On the other hand, Apple Maps had no such clustering library so we were forced to use a third-party, open-source option. However, that library was written in Objective-C, the older iOS programming language, and not Swift, the more recent language that we used, and it had some performance issues.  Robert rewrote the library in Swift, which improved performance but introduced new bugs, which Rob had to fix.

The map clusters on iOS took a bit more time and effort to achieve than with Android, but the end result was a consistent ribl experience that still felt native to the platform.

Different test processes

The test processes for the iPhone and Android apps were a bit different as well, from both our and the end user perspectives.

For iPhone, we actually had to have the test version of our app approved by Apple, which took a day or so, before we were allowed to send out invites to testers. For Android, there was no approval process necessary on Google Play, and we were able to invite testers within a couple of hours after submission.

The process of sending out the emails to testers for each app store differed a bit. For Android, we had to create a Google Group and copy and paste a list of emails separated by commas to send out the invitation to test. With iOS, we could upload a CSV file with everyone’s first name, last name, and email address, which required a little less time and effort.
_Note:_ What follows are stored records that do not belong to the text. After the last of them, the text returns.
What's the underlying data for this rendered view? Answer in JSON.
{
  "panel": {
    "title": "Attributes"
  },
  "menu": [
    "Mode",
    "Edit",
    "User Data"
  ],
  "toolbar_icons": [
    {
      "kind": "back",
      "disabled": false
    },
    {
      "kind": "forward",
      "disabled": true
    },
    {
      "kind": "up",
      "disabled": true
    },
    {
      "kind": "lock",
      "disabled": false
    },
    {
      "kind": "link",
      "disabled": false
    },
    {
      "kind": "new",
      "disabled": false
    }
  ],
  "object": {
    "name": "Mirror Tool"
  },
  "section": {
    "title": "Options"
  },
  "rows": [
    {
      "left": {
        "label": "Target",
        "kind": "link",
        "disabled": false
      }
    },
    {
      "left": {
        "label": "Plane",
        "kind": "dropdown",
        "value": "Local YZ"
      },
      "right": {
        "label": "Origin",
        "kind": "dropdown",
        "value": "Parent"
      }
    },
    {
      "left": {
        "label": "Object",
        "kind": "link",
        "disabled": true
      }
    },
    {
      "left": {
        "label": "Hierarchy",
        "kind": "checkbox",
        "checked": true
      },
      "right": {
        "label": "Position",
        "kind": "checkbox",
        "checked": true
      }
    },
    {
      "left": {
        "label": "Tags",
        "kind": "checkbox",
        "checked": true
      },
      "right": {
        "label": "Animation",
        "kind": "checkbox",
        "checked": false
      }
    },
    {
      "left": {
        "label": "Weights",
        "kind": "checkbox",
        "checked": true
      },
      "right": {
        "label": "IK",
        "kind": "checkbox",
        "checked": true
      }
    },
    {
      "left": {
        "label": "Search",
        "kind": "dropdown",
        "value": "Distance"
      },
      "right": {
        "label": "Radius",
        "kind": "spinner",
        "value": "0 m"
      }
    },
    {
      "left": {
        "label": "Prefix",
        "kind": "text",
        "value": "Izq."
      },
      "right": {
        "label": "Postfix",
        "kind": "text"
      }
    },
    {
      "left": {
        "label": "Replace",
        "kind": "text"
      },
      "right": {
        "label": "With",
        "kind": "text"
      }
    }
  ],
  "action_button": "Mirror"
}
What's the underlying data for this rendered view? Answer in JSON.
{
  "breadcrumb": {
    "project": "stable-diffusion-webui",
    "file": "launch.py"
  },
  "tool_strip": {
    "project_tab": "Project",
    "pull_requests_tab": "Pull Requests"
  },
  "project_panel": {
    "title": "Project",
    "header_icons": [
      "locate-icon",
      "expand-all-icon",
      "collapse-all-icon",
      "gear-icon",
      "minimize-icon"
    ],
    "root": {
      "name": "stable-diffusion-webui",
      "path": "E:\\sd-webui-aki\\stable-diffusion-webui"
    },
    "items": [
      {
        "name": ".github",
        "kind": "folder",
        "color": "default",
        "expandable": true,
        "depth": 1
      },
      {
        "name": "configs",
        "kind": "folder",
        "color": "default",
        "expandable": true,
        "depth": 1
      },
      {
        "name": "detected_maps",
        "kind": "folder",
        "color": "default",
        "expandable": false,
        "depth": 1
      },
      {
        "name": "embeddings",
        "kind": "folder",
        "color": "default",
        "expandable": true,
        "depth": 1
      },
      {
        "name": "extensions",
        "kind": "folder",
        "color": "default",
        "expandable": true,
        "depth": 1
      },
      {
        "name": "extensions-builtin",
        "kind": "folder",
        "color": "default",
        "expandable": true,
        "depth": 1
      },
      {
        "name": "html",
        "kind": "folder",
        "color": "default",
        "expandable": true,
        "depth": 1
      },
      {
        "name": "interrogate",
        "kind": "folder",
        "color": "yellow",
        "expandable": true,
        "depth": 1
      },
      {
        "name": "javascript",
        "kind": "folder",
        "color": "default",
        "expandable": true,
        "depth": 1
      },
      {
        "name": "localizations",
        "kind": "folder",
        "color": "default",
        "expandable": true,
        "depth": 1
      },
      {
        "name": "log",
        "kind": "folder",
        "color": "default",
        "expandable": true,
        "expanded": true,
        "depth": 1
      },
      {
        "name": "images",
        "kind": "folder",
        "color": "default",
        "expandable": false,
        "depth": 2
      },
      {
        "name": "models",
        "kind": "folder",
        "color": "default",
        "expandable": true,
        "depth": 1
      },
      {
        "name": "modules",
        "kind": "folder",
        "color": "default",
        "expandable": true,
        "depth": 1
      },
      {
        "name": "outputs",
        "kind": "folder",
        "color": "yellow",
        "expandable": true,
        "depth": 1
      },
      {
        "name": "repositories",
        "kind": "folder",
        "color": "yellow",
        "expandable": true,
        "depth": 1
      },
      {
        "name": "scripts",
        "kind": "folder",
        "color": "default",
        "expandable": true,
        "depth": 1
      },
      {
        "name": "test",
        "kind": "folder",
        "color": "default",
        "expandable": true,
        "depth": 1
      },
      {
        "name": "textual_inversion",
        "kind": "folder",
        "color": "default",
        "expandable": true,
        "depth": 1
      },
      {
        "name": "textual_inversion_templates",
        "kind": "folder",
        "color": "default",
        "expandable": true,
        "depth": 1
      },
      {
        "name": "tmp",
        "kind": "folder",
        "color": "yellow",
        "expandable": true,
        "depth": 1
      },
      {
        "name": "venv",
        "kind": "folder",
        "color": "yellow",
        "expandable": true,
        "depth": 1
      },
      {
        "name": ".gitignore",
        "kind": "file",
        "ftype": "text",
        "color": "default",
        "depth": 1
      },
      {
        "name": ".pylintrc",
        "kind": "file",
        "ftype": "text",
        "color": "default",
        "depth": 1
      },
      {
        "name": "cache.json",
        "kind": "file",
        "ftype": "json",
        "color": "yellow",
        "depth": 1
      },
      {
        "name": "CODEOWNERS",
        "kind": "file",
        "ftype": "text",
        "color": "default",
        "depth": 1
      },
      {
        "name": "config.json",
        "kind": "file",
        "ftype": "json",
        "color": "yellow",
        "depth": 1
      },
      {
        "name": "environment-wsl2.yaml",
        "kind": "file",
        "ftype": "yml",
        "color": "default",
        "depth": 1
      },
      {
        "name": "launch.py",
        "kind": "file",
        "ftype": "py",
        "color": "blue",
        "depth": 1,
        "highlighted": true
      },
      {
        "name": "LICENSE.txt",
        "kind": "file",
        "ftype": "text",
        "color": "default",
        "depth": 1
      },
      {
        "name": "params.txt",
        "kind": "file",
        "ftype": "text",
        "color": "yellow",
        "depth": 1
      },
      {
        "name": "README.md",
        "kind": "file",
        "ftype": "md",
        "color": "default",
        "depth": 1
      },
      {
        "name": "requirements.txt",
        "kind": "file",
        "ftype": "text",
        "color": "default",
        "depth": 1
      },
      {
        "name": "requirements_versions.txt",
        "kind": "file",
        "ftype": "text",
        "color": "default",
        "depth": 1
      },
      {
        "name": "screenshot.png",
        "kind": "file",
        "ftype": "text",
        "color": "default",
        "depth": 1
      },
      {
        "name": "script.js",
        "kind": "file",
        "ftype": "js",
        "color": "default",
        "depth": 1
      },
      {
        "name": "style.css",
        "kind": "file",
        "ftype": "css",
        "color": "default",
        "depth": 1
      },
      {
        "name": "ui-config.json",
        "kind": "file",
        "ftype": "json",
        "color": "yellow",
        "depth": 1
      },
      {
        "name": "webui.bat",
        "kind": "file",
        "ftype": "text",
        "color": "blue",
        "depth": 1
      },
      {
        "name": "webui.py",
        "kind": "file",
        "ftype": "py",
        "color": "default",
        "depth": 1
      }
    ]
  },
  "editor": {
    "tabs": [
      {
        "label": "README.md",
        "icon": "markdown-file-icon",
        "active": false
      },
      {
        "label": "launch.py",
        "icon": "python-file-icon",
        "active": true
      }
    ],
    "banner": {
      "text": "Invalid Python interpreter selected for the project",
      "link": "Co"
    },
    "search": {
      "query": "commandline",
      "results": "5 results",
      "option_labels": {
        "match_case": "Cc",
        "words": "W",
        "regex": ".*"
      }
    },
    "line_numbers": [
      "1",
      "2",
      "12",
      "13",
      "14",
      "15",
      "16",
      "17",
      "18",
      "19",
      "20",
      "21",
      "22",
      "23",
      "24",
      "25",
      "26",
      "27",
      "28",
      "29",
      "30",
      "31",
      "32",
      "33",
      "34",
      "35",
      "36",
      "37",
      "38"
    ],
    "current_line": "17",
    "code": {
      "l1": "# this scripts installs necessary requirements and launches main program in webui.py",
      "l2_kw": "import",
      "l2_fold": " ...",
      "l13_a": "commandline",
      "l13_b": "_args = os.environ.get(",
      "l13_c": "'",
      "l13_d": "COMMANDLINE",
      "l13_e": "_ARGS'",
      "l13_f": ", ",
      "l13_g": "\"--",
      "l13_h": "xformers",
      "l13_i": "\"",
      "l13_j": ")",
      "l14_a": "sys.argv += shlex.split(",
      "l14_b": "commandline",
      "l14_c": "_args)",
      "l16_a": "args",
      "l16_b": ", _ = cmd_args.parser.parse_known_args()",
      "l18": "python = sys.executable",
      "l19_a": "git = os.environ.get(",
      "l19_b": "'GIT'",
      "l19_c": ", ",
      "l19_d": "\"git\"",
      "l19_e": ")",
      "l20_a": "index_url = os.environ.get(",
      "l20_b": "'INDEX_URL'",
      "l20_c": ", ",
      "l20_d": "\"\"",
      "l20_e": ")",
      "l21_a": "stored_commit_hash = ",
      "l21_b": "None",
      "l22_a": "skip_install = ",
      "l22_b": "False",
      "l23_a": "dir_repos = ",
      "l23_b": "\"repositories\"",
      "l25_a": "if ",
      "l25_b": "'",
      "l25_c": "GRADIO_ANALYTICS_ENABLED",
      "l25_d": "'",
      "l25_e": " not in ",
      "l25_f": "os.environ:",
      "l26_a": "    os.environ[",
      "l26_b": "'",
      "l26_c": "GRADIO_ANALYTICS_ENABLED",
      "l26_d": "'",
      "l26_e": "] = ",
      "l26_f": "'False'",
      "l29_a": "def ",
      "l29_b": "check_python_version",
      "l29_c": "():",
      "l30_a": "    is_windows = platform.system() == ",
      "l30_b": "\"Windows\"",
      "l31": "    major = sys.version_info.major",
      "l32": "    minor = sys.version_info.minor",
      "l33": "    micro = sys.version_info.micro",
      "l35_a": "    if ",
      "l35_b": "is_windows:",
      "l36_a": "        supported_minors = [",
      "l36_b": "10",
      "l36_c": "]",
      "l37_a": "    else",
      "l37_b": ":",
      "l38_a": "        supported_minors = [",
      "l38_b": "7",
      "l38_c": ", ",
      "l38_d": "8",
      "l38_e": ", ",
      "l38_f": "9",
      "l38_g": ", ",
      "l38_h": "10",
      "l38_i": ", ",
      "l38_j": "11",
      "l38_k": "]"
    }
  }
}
The nice thing about iOS was that the email to which the invitation was sent didn’t have to match the tester’s Apple ID email in order for the tester to access the app. With Android, the email address had to match the Gmail address being used on the tester’s phone, which caused a couple of issues and necessitated some resending of invitations.

For Android, we were able to send testers a message that included instructions on how to access the app; the iOS process didn’t allow for that.

The end user’s experience diverged as well. With Android, you would click two links and you’d have the app on your phone. With iOS, you have to first download another app called TestFlight and only then you could download the ribl app to your phone.

As you can see, both platforms have their own unique processes and guidelines which we had to take into account when developing and testing our apps.

Want to help us test?

If you’re already helping us test either version of our app, thanks!

If not and you’d like to help test our iOS app, please fill out this form and we’ll invite you to test.

If you’re an Android user, head over to Google Play to download our app!

Conclusion

It’s been a fun and interesting process developing our iOS app. Robert has been a great addition to the ribl team and we learned a lot about the differences between and challenges of developing for both Android and iOS.

We’re really excited that our iPhone app is in the hands of users and we’re eager to learn more about how people are using ribl.

Please let us know what you think about our process, our app, and anything else in the comments.

And if you enjoyed this post, please share it!

Thanks for reading!

2 Comments

  1. Niraj

    Nice to hear the back story, thanks for sharing!

    Is it possible to open-source the Swift equivalent map clustering library?

    Also, write a blog post about initially using the ObjC version, encountering the performance problems, doing a rewrite in Swift, solving the dastardly bug, etc …

    1. Mike Chan

      Hey Niraj, thanks for reading! We will open-source the library and write a blog post about it. Check back soon for more!